BlackShades Remote Access Trojan

Blackshades is a well-written Remote Access Trojan that comes complete with a setup anduser guide. These documents—provided at purchase—are better written than some commercial software guides. The tool set itself has been around for many years; I first started playing with it back in 2010 when I found it on a network and analyzed the root infection. This tool, in my opinion, is built for espionage and the collection of intellectual property. It has many different modules including DDOS, URL Redirection, Keylogging, Sniffing Network Traffic and Webcam management. The malware to enable functionality is usually delivered through a phishing email that takes advantage of a zero-day exploit build for a discovered desktop software vulnerability. It’s been a successful technique that has been used against many organizations to install this particular piece of malware. The network manager that you see below allows an attacker to interfere with the infected workstations network settings and execute various internet-related functions.

One of the most interesting parts of the tool is the surveillance components. These functions allow an attacker to capture audio, keystrokes, screenshots and webcam footage, so if you have an infected laptop, you could be losing intellectual property or customer data. With the audio capture you can record any conversation taking place near the infected laptop. Collecting keystrokes will allow you further access by collecting usernames and passwords related to any environment you access through the workstation. 

There are also several other tools included in this software package. It comes with a fun manager that allows you to “mess” with the user by modifying characteristics of the workstation. It also has a spreading, hijacker and infector that is part of this module.

Another interesting component of this tool is the spreader. Using this tool you can have the malware spread from the infected computer to other users by instant message through a server, USB or messaging through something like MSN or AIM/ICQ. This makes tracking this infection difficult, since it morphs with every infected workstation based on the unique mac address of the particular piece of hardware.
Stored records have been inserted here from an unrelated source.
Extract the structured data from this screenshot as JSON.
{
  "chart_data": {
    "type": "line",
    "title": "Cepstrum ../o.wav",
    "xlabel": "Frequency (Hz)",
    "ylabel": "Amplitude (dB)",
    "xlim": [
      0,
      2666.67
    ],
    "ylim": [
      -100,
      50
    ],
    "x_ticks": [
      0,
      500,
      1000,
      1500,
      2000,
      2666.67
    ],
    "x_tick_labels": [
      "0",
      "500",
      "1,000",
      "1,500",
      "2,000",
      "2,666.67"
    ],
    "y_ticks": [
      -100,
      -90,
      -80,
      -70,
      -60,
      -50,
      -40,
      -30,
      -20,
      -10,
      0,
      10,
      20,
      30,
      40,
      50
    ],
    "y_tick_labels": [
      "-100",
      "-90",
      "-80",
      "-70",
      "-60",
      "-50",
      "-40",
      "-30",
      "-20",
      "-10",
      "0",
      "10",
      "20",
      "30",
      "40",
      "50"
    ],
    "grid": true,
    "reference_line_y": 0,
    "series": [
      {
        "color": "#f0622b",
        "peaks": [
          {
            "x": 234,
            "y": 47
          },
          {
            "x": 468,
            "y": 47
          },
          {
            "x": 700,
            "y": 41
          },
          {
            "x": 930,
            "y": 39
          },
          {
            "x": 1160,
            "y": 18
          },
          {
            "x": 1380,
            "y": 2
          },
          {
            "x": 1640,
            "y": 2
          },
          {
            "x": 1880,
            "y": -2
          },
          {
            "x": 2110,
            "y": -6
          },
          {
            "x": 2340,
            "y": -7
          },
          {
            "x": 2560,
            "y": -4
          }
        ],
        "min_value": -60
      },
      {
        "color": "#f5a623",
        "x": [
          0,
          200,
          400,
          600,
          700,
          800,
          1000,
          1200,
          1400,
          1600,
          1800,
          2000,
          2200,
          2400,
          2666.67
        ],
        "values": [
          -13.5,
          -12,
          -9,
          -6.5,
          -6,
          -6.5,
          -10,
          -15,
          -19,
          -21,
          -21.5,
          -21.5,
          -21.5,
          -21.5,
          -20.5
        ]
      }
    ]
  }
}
This tool really demonstrates the attackers’ understanding of standard incident response techniques, and they did their homework on organizations before attack. In order for businesses to defend themselves, they really need to implement the defense-in-depth strategy to protect their environments. To detect the Blackshades attack vector you need to have, at a minimum, IDS, anomaly behavior by net flow, deep packet forensics, antivirus, web filtration and solid log management. To make all the technologies effective you need to insure that they are being monitored and managed with the latest content. Monitoring and escalation is key to detecting and minimizing the impact that Blackshades might have on your environment.